The government says it’s committed to holding free elections, while insisting that those linked to violence must be held accountable.
Excluding the Brotherhood “from the political process until they rid themselves of their ugly authoritarian heritage is a protection of democracy,” said Ezzedine Choukri Fishere, a political science professor at the American University in Cairo.
The bloodshed in Egypt has hurt some of its international ties. The U.S. said Oct. 9 it will cut military aid, including $260 million in cash and deliveries of F-16 fighter jets and helicopters, until the government takes steps toward restoring democracy.
That aid has helped replenish Egypt’s currency reserves and stabilize the pound. The benchmark stock index neared a one-year high this week. Persistent violence and political instability, though, remains a deterrent to investment and tourism, vital for economic recovery.
In resort cities like the Red Sea diving haven of Sharm el-Sheikh, the Brotherhood’s fall was initially welcomed. Now, that feeling is being supplanted by concern that the unrest will keep tourists away.
At the resort’s Hard Rock Café, Mustafa Kamal, 27, pointed to two men grinding on the dance floor, and a young woman whose skirt flew up as she danced to a tune by American singer Pitbull. “What do you think would have happened to them if Sharm had been Brotherhoodized?”
‘For How Long?’
He paused for a minute. “We’re dancing now, but for how long?” he said.

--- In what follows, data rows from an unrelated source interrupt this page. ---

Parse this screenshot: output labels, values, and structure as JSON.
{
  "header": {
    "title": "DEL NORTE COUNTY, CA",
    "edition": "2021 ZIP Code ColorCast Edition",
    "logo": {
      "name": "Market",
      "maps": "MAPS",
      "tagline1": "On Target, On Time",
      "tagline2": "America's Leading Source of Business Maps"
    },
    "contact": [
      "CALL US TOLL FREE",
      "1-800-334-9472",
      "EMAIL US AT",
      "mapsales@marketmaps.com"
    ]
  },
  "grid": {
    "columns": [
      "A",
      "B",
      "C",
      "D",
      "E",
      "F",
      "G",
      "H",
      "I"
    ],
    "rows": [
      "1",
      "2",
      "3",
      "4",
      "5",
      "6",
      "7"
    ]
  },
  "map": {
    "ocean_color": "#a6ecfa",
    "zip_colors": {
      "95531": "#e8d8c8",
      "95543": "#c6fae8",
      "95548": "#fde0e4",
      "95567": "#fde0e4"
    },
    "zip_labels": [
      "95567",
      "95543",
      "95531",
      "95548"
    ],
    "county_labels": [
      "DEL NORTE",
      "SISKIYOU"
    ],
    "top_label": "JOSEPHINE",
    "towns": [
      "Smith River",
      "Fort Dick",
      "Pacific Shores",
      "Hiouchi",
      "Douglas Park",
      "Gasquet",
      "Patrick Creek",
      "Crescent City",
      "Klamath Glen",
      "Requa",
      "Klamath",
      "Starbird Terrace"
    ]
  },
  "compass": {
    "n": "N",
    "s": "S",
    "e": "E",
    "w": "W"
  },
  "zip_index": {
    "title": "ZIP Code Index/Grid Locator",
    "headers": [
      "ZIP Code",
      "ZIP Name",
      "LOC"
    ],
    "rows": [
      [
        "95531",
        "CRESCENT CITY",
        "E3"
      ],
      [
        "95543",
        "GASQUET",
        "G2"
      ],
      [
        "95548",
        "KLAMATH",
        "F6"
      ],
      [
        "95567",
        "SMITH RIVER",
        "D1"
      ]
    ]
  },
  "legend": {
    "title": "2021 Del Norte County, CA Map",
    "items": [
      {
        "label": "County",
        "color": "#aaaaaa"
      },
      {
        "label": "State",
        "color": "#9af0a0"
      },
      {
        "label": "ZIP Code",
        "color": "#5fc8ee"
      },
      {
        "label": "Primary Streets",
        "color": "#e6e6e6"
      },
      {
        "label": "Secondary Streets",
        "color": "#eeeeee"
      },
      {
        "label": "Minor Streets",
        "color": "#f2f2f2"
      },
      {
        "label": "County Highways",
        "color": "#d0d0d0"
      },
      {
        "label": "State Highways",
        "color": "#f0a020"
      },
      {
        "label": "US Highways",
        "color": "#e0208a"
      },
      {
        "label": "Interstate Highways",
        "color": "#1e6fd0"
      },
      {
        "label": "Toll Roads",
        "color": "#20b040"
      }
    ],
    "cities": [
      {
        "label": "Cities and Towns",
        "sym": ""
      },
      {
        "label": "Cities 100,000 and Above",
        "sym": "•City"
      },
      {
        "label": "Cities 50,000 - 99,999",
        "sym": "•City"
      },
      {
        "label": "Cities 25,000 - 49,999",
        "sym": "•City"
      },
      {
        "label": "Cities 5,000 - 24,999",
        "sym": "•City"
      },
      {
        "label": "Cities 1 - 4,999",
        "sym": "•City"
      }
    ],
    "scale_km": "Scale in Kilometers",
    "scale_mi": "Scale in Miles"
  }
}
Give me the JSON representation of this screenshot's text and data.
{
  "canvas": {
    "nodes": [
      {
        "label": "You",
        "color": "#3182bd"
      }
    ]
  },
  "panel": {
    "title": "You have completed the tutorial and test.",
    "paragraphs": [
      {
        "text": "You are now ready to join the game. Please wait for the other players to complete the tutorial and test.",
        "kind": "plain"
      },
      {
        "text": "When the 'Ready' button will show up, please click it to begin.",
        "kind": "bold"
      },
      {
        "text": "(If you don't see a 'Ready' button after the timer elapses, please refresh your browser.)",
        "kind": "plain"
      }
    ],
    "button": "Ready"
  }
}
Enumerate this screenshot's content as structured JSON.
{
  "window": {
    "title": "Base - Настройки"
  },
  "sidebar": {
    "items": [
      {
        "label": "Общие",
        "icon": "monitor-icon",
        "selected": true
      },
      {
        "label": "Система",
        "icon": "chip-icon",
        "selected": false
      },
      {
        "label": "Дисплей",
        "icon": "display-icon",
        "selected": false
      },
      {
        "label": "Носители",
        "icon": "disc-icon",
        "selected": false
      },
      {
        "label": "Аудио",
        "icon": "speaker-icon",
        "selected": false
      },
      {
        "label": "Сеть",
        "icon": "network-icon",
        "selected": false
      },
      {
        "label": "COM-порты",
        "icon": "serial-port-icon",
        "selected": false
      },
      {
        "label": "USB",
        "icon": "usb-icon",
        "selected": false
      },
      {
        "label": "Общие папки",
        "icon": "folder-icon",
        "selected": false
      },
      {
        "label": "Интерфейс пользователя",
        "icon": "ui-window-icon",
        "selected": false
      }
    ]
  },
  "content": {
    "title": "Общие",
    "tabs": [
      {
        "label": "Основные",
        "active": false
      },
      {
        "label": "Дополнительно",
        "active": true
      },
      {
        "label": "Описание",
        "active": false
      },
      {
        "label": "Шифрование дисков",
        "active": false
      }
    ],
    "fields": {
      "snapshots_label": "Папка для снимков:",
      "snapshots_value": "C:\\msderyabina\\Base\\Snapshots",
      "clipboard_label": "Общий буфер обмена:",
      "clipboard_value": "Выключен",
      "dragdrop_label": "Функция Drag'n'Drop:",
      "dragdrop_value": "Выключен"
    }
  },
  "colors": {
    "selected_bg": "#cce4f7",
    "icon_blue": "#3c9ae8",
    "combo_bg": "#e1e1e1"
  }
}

Hours later, a suicide bomber detonated a car packed with explosives inside a security base in El-Tour, a short drive from Sharm El-Sheik, killing at least four policemen.
As violence threatens to deepen Egypt’s economic slump, it may be hard for any leader to retain popularity for long, including al-Seesi. Supporters are urging the general to run for president next year, though he told Al Masry Al Youm newspaper this week that the “time isn’t right” to discuss a bid.
“It won’t take long before people begin to question and complain about any leader who doesn’t deliver food and drink,” said Fishere. “Egypt has changed.”